Spanning your time with the company, can you highlight one or two examples in which VSF helped a client overcome an extremely difficult challenge and truly showcased the company’s slogan: “Everything Under Control.”

The most notable one that comes to mind is our efforts in the West of Duddon Sands project. Our specialists were involved during tender and execution phase in various responsible. From the VolkerWessels companies, there were a several people involved in the offshore project, but I’m proud to say VSF’s capabilities had truly served as crucial factors in facilitating the success of the project. The same dedication of resources applies with all of our collaborations with Scaldis Salvage Marine Contractors. Through years of success, we’ve managed to secure their trust as a reliable and efficient contractor for any type of piling work. Additionally, we are now in the challenging process of building the test jacket for Allseas, which has incorporated a myriad of scope changes over the contract lifetime, but we’ve managed to continue delivering excellence at every possible opportunity;. The sheer proximity of our offices to Allseas has truly allowed VSF to become the flexible and accommodating partner of choice, exhibiting pristine standards in quality and functionality.

Where do you envision the company in the next five years?

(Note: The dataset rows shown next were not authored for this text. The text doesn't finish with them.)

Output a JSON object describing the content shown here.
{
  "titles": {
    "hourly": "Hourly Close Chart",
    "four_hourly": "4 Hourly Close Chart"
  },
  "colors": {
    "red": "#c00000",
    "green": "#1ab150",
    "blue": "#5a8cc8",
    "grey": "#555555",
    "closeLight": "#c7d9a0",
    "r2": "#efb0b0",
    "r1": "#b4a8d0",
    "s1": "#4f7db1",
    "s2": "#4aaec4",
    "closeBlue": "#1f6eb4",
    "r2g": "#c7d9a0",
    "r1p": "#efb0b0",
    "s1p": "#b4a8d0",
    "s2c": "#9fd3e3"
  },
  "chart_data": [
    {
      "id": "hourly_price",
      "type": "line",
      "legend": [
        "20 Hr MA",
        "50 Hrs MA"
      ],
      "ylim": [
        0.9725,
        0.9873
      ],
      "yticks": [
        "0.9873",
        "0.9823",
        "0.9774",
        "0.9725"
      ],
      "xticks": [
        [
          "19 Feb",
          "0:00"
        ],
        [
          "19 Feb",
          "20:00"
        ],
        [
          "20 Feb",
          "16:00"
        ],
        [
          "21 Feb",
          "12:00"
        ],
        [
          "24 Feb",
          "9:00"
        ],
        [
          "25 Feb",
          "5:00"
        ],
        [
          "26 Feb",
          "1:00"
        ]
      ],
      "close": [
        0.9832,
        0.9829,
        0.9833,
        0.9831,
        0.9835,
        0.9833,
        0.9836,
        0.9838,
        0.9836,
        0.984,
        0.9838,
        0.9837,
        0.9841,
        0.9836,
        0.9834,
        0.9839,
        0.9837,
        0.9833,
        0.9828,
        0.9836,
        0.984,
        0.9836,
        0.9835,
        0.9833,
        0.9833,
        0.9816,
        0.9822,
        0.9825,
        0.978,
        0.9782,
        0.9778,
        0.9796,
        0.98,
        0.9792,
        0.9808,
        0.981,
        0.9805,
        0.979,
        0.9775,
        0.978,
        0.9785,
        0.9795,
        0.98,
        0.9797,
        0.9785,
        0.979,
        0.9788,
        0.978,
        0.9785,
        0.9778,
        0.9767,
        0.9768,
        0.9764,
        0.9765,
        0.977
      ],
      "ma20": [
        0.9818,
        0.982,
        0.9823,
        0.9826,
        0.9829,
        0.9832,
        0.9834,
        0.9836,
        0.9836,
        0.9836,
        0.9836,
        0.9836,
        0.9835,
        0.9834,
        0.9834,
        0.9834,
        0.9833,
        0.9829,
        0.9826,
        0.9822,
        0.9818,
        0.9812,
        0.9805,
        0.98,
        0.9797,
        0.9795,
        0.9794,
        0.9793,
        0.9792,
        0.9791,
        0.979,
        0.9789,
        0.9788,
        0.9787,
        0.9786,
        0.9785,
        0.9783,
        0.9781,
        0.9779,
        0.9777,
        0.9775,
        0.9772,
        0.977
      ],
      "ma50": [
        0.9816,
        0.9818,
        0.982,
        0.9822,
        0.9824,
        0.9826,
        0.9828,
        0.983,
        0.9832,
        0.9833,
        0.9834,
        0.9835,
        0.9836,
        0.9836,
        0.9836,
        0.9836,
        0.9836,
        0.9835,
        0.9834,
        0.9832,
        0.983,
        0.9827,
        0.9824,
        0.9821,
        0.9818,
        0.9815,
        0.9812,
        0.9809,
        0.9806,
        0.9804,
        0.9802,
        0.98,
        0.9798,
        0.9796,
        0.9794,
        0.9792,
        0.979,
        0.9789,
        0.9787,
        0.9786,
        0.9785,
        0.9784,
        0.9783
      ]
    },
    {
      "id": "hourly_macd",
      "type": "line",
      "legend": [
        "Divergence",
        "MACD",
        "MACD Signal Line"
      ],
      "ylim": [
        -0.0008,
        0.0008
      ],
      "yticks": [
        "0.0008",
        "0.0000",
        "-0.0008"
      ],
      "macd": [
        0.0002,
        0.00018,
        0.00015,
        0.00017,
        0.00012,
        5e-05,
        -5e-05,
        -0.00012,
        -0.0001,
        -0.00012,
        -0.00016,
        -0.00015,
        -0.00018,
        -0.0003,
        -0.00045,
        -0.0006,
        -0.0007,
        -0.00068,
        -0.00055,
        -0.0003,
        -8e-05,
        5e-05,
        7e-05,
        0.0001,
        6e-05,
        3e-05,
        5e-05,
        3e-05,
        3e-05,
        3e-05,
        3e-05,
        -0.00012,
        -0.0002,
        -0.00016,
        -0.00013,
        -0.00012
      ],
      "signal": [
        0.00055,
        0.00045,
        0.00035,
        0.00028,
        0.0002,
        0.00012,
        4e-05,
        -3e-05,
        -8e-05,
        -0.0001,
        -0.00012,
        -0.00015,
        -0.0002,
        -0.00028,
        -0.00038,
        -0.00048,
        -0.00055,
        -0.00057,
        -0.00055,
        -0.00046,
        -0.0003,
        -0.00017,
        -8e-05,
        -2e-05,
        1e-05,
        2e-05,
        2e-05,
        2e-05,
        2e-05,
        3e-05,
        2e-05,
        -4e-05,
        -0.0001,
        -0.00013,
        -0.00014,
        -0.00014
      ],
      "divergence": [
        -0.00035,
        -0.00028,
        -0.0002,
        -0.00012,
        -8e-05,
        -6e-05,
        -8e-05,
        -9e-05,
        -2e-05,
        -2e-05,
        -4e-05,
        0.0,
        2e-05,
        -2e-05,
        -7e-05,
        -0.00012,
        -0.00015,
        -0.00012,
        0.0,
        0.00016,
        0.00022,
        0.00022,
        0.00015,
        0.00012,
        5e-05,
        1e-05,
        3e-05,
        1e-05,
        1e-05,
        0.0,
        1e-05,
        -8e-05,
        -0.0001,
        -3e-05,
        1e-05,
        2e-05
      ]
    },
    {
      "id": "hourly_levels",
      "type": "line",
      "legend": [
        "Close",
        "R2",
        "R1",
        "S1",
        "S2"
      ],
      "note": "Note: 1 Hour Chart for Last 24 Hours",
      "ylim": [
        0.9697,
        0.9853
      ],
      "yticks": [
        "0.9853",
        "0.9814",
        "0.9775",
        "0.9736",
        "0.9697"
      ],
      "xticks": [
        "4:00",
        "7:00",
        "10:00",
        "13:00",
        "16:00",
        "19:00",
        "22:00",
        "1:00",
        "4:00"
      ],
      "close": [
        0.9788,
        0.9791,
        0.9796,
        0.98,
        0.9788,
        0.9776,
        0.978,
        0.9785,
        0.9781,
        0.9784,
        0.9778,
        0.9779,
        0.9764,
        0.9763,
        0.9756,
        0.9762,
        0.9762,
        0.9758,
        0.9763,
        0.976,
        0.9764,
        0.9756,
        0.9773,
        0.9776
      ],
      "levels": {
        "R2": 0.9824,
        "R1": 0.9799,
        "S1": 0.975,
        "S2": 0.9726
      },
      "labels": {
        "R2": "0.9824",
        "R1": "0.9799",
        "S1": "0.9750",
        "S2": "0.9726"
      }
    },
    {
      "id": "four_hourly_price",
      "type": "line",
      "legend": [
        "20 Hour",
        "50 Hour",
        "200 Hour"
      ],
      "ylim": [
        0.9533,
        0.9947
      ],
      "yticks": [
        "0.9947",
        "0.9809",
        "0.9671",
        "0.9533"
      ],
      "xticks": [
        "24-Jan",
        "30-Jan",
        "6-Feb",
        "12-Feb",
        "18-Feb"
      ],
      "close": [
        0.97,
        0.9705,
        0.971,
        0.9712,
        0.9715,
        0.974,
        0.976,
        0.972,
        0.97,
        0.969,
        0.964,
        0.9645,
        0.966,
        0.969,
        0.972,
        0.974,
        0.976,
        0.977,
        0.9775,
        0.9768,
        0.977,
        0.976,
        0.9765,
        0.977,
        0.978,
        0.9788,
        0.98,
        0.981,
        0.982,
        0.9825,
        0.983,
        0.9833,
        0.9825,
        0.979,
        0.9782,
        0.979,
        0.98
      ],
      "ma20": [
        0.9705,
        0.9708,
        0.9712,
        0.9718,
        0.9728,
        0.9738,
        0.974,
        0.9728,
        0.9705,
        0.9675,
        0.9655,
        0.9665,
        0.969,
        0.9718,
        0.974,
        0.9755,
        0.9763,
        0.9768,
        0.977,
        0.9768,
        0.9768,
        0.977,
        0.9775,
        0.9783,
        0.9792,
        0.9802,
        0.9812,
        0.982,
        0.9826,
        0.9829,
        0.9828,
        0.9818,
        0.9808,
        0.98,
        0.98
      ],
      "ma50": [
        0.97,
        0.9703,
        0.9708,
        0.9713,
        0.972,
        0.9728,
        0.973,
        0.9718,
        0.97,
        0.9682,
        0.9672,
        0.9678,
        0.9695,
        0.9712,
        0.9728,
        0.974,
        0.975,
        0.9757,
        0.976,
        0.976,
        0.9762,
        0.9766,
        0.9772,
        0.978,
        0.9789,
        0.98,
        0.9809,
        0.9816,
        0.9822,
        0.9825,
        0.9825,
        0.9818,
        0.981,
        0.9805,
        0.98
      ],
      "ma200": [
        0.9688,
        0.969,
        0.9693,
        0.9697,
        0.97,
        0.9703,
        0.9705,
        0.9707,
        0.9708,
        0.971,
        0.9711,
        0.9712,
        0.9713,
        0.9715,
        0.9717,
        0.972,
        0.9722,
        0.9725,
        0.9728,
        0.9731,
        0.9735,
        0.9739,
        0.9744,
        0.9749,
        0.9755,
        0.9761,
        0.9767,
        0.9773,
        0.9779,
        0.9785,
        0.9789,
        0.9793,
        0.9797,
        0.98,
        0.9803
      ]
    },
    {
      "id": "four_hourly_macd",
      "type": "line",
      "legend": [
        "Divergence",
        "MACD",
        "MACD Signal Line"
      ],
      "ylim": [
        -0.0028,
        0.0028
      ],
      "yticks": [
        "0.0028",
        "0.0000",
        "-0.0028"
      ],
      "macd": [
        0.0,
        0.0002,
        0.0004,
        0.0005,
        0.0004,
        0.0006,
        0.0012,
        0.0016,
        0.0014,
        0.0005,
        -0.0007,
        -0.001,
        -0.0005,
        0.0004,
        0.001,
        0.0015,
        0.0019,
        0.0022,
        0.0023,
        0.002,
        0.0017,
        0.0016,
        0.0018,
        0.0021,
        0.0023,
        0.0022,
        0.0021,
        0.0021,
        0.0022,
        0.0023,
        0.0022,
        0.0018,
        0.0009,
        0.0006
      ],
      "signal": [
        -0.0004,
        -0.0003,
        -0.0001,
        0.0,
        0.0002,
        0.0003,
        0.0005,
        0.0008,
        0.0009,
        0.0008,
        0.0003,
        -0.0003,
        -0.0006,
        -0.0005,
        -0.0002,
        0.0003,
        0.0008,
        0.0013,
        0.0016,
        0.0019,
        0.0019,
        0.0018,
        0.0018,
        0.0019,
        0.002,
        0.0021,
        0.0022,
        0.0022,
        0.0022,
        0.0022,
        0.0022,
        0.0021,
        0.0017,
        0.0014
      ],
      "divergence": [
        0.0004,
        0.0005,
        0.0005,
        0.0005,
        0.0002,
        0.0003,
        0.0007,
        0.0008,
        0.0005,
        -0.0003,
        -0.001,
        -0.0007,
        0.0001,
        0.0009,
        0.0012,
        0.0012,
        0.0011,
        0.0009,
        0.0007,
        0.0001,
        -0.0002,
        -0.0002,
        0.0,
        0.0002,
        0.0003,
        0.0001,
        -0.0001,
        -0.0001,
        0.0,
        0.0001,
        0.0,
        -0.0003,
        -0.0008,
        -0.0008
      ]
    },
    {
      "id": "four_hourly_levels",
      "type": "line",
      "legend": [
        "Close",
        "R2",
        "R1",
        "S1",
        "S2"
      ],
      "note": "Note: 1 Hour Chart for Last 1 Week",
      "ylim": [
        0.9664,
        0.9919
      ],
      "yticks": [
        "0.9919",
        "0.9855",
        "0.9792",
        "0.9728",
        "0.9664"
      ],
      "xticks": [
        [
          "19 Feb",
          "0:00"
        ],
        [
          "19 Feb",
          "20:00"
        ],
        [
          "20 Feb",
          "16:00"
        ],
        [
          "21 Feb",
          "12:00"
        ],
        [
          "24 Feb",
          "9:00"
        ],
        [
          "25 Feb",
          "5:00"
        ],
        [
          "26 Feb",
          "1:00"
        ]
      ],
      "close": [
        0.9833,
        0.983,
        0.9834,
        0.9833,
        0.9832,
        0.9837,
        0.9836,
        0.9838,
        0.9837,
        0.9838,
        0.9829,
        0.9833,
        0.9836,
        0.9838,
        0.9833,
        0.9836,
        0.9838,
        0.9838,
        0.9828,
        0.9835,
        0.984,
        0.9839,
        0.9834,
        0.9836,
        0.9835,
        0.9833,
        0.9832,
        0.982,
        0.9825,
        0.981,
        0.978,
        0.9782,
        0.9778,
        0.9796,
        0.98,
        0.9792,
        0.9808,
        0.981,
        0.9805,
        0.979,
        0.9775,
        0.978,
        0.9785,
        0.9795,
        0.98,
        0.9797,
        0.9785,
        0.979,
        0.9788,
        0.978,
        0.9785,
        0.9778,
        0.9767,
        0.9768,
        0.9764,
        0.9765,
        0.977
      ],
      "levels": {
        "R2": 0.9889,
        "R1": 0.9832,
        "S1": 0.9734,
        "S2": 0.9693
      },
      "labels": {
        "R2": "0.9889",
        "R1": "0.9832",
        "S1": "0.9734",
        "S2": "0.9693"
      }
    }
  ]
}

We’re still in our early stages of development within the offshore sector. We’re very much focused now on harnessing all the existing talents, resources, and capabilities within the company that will help foster further success in this field. This year, approximately 40 percent of our turnover will be attributed to offshore activities. In the next five years, with small strategic strides, we will be able to continue our dominant positioning within the onshore market, while simultaneously growing our presence within offshore by focusing on safety, profit, cash flow, and turnover, and all-encompassing variables within those pillars. We strive our best to create a productive and stable working environment that produces a unified conviction towards safety from top to bottom and also encourage open discussions of any type of pressing concern. Within the coming years, the focus on tendering, looking abroad, having the context to meet international demand will be there. Collectively, we will be cultivating the necessary proficiencies to effectively compete on a larger scale in the offshore industry.